Pretty damn fun if you ask me.


2 CAPSLOCKGUY
09:30am UTC - 11/06/2008 [X]
OH FUCK YES ROBO RALLY

THAT GAME IS SWEET


3 PurpleXVI
10:27am UTC - 11/06/2008 [X]
Eheheheh, sorry about the unclosed tags, gang.

And Mitch: The base campaign includes stuff like that for all of the levels, some of it's surprisingly good. Personally I just did chainsaw and shotgun sounds for the most part. I can do a totally sweat "chainsaw going through a zombie"-sound.

My original players refuse to play with me ever again unless I stop doing it, though. Philistines.

Also, seriously, both these games need a vidya adaptation so they can be played online with INTERNET DUDES, mostly because so few people in person seem to value the joy of Robo Rally and DOOM: THE BOARDGAME.


4
12:29pm UTC - 11/06/2008 [X]
I love Doom the Game, it's one of my family's favourite games too (which is odd, because my folks aren't big up on vidya gaman.) I'm meaning to pick up Catan, because I've heard great things about it!


5 PurpleXVI
07:09pm UTC - 11/06/2008 [X]
Some of the Catan expansions add more stuff, rulewise, and supposedly do not improve things while doing so. The one I would recommend, personally, would be the one that's about sea stuff. It basically gives you more land and some sea squares that aren't borders, so you could make, say, an island archipelago. I like the change, personally.


6 Frodo
09:18pm UTC - 11/06/2008 [X]
I've been playing Catan on XboxLiveArcade alot. If anyone wants a game my gamertag is Frodo34x.


7 Lord Licorice
10:28pm UTC - 11/06/2008 [X]
You know, the idea of tagging is to make it so people can locate all the articles in the same vein by clicking a tag. You might want to cut down your list a bit... You put Ramble in twice. (in before "I *like* ramble")


8 PurpleXVI
03:40pm UTC - 11/07/2008 [X]
Listen, any website where I can't shove as many quotes from the Doom comic as I like in any given box isn't a website I want to be part of.
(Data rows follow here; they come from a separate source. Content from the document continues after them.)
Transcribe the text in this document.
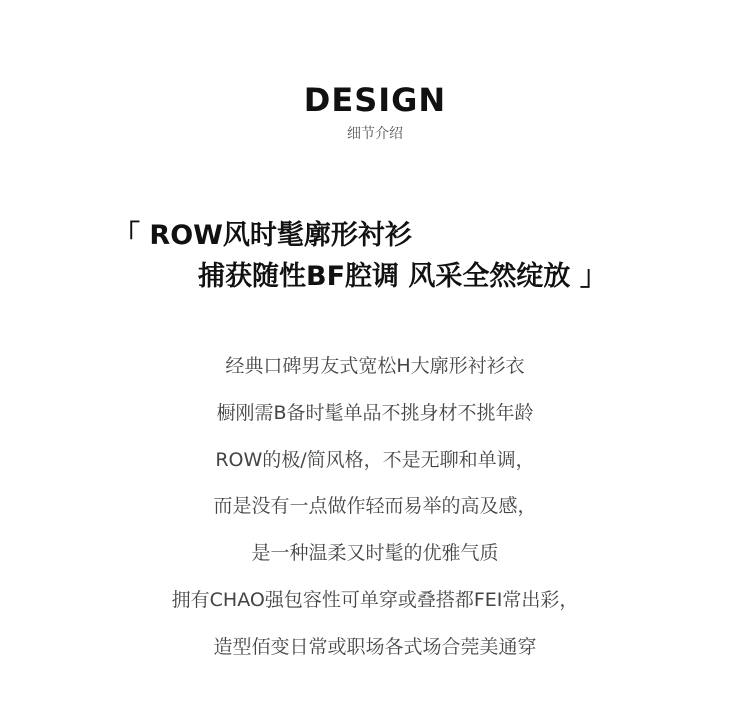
DESIGN
细节介绍
「 ROW风时髦廓形衬衫
捕获随性BF腔调 风采全然绽放 」
经典口碑男友式宽松H大廓形衬衫衣
橱刚需B备时髦单品不挑身材不挑年龄
ROW的极/简风格，不是无聊和单调，
而是没有一点做作轻而易举的高及感，
是一种温柔又时髦的优雅气质
拥有CHAO强包容性可单穿或叠搭都FEI常出彩，
造型佰变日常或职场各式场合莞美通穿
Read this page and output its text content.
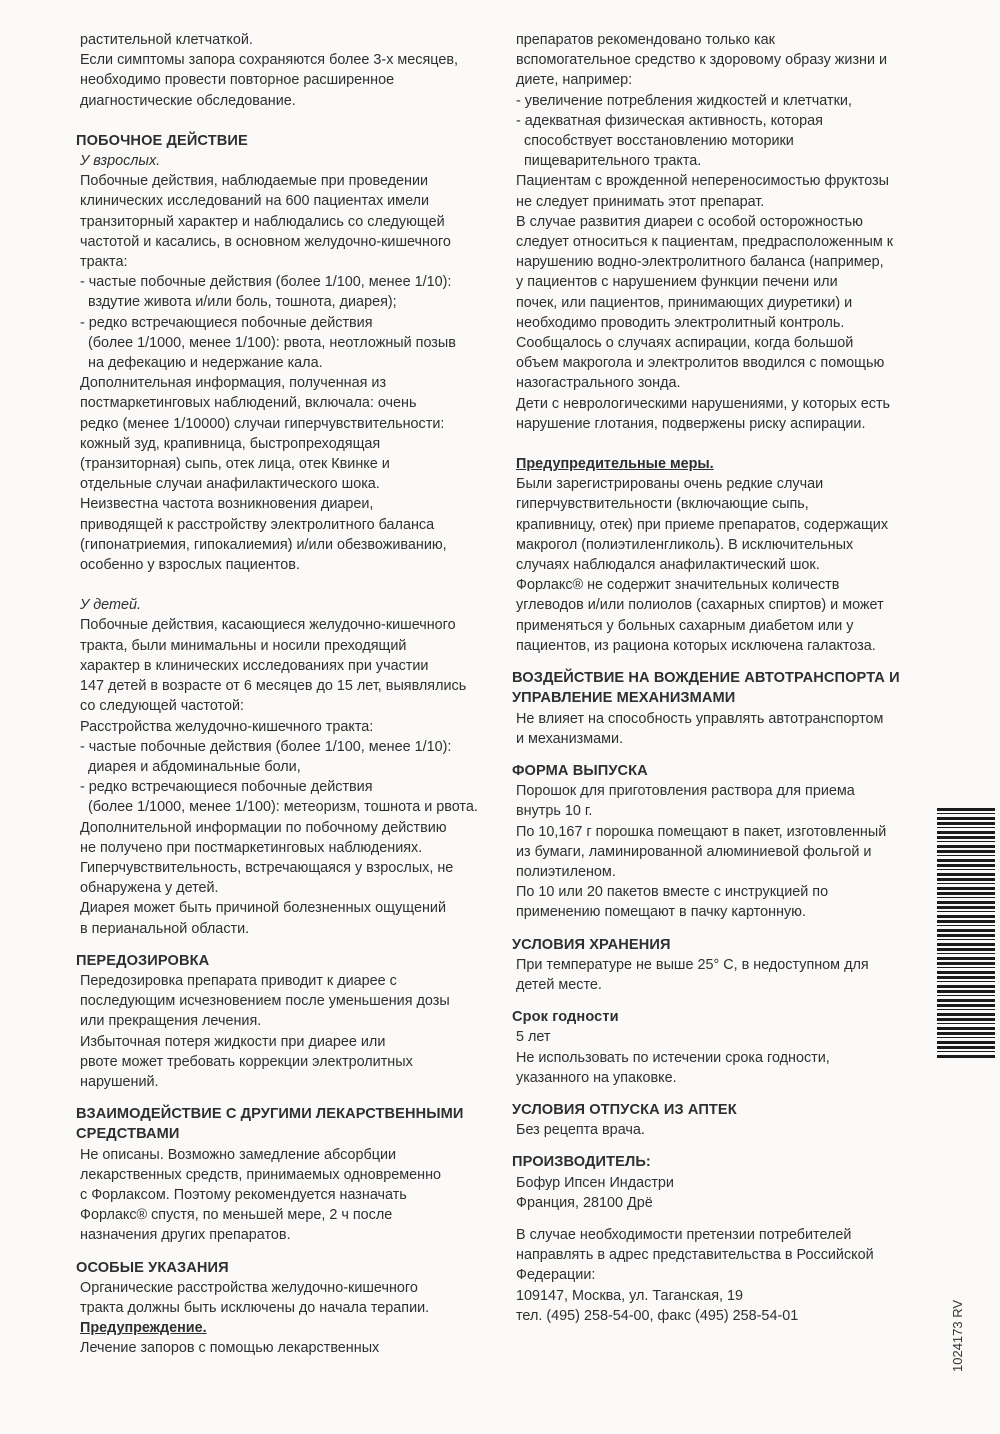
растительной клетчаткой.

Если симптомы запора сохраняются более 3-х месяцев,

необходимо провести повторное расширенное

диагностические обследование.

ПОБОЧНОЕ ДЕЙСТВИЕ

У взрослых.

Побочные действия, наблюдаемые при проведении

клинических исследований на 600 пациентах имели

транзиторный характер и наблюдались со следующей

частотой и касались, в основном желудочно-кишечного

тракта:

- частые побочные действия (более 1/100, менее 1/10):

вздутие живота и/или боль, тошнота, диарея);

- редко встречающиеся побочные действия

(более 1/1000, менее 1/100): рвота, неотложный позыв

на дефекацию и недержание кала.

Дополнительная информация, полученная из

постмаркетинговых наблюдений, включала: очень

редко (менее 1/10000) случаи гиперчувствительности:

кожный зуд, крапивница, быстропреходящая

(транзиторная) сыпь, отек лица, отек Квинке и

отдельные случаи анафилактического шока.

Неизвестна частота возникновения диареи,

приводящей к расстройству электролитного баланса

(гипонатриемия, гипокалиемия) и/или обезвоживанию,

особенно у взрослых пациентов.

У детей.

Побочные действия, касающиеся желудочно-кишечного

тракта, были минимальны и носили преходящий

характер в клинических исследованиях при участии

147 детей в возрасте от 6 месяцев до 15 лет, выявлялись

со следующей частотой:

Расстройства желудочно-кишечного тракта:

- частые побочные действия (более 1/100, менее 1/10):

диарея и абдоминальные боли,

- редко встречающиеся побочные действия

(более 1/1000, менее 1/100): метеоризм, тошнота и рвота.

Дополнительной информации по побочному действию

не получено при постмаркетинговых наблюдениях.

Гиперчувствительность, встречающаяся у взрослых, не

обнаружена у детей.

Диарея может быть причиной болезненных ощущений

в перианальной области.

ПЕРЕДОЗИРОВКА

Передозировка препарата приводит к диарее с

последующим исчезновением после уменьшения дозы

или прекращения лечения.

Избыточная потеря жидкости при диарее или

рвоте может требовать коррекции электролитных

нарушений.

ВЗАИМОДЕЙСТВИЕ С ДРУГИМИ ЛЕКАРСТВЕННЫМИ

СРЕДСТВАМИ

Не описаны. Возможно замедление абсорбции

лекарственных средств, принимаемых одновременно

с Форлаксом. Поэтому рекомендуется назначать

Форлакс® спустя, по меньшей мере, 2 ч после

назначения других препаратов.

ОСОБЫЕ УКАЗАНИЯ

Органические расстройства желудочно-кишечного

тракта должны быть исключены до начала терапии.

Предупреждение.

Лечение запоров с помощью лекарственных

препаратов рекомендовано только как

вспомогательное средство к здоровому образу жизни и

диете, например:

- увеличение потребления жидкостей и клетчатки,

- адекватная физическая активность, которая

способствует восстановлению моторики

пищеварительного тракта.

Пациентам с врожденной непереносимостью фруктозы

не следует принимать этот препарат.

В случае развития диареи с особой осторожностью

следует относиться к пациентам, предрасположенным к

нарушению водно-электролитного баланса (например,

у пациентов с нарушением функции печени или

почек, или пациентов, принимающих диуретики) и

необходимо проводить электролитный контроль.

Сообщалось о случаях аспирации, когда большой

объем макрогола и электролитов вводился с помощью

назогастрального зонда.

Дети с неврологическими нарушениями, у которых есть

нарушение глотания, подвержены риску аспирации.

Предупредительные меры.

Были зарегистрированы очень редкие случаи

гиперчувствительности (включающие сыпь,

крапивницу, отек) при приеме препаратов, содержащих

макрогол (полиэтиленгликоль). В исключительных

случаях наблюдался анафилактический шок.

Форлакс® не содержит значительных количеств

углеводов и/или полиолов (сахарных спиртов) и может

применяться у больных сахарным диабетом или у

пациентов, из рациона которых исключена галактоза.

ВОЗДЕЙСТВИЕ НА ВОЖДЕНИЕ АВТОТРАНСПОРТА И

УПРАВЛЕНИЕ МЕХАНИЗМАМИ

Не влияет на способность управлять автотранспортом

и механизмами.

ФОРМА ВЫПУСКА

Порошок для приготовления раствора для приема

внутрь 10 г.

По 10,167 г порошка помещают в пакет, изготовленный

из бумаги, ламинированной алюминиевой фольгой и

полиэтиленом.

По 10 или 20 пакетов вместе с инструкцией по

применению помещают в пачку картонную.

УСЛОВИЯ ХРАНЕНИЯ

При температуре не выше 25° С, в недоступном для

детей месте.

Срок годности

5 лет

Не использовать по истечении срока годности,

указанного на упаковке.

УСЛОВИЯ ОТПУСКА ИЗ АПТЕК

Без рецепта врача.

ПРОИЗВОДИТЕЛЬ:

Бофур Ипсен Индастри

Франция, 28100 Дрё

В случае необходимости претензии потребителей

направлять в адрес представительства в Российской

Федерации:

109147, Москва, ул. Таганская, 19

тел. (495) 258-54-00, факс (495) 258-54-01	1024173 RV
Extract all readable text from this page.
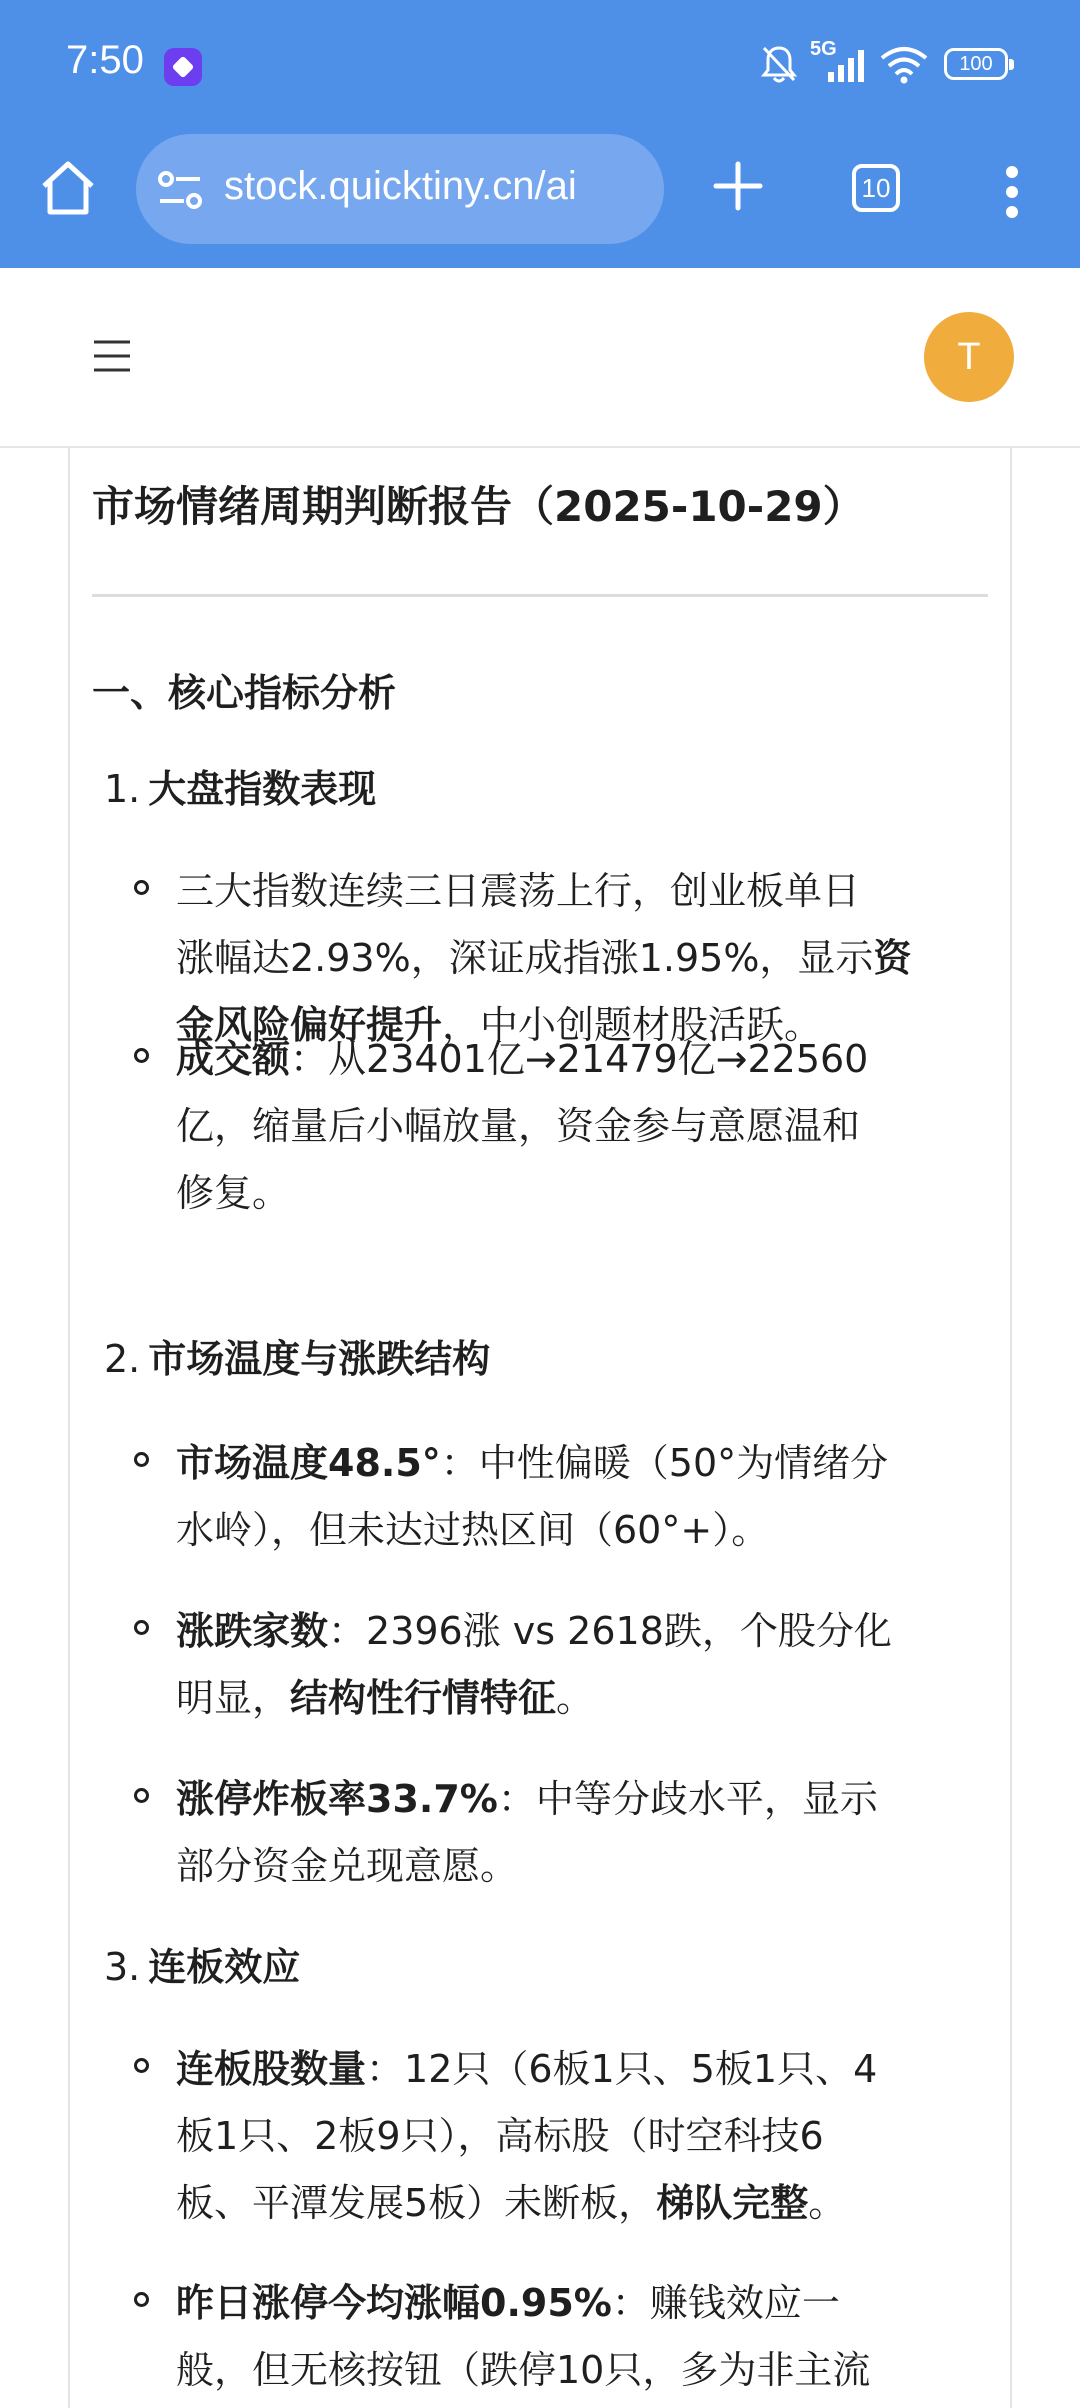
7:50	5G
100
stock.quicktiny.cn/ai	10
T
市场情绪周期判断报告（2025-10-29）
一、核心指标分析
1. 大盘指数表现
三大指数连续三日震荡上行，创业板单日
涨幅达2.93%，深证成指涨1.95%，显示资
金风险偏好提升，中小创题材股活跃。
成交额：从23401亿→21479亿→22560
亿，缩量后小幅放量，资金参与意愿温和
修复。
2. 市场温度与涨跌结构
市场温度48.5°：中性偏暖（50°为情绪分
水岭），但未达过热区间（60°+）。
涨跌家数：2396涨 vs 2618跌，个股分化
明显，结构性行情特征。
涨停炸板率33.7%：中等分歧水平，显示
部分资金兑现意愿。
3. 连板效应
连板股数量：12只（6板1只、5板1只、4
板1只、2板9只），高标股（时空科技6
板、平潭发展5板）未断板，梯队完整。
昨日涨停今均涨幅0.95%：赚钱效应一
般，但无核按钮（跌停10只，多为非主流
Don't oppress my freedom, fascist.


9 PrivatePlatypoda
04:12am UTC - 11/10/2008 [X]
1995 is new? Because that's when Settlers of Catan came out. I would've figured the "new" generation of boardgames would be Fantasy Flight's stuff like Doom and Arkham Horror.


10 Fatum
10:34am UTC - 11/10/2008 [X]
PrivatePlatypode, who's talking about new things here? I believe Robo Rally was made by Richard Garfield even before MtG, that is in 94 or something.


11 PurpleXVI
10:47am UTC - 11/10/2008 [X]
Well, I'm talking new compared to "traditional" board games. I'm pretty sure that all of the games I mentioned would be considered new compared to things, like, say, fucking Chess or Checkers. :P

By "new" I mean board games still new enough for not everyone to have heard of them, and which your parents probably won't play.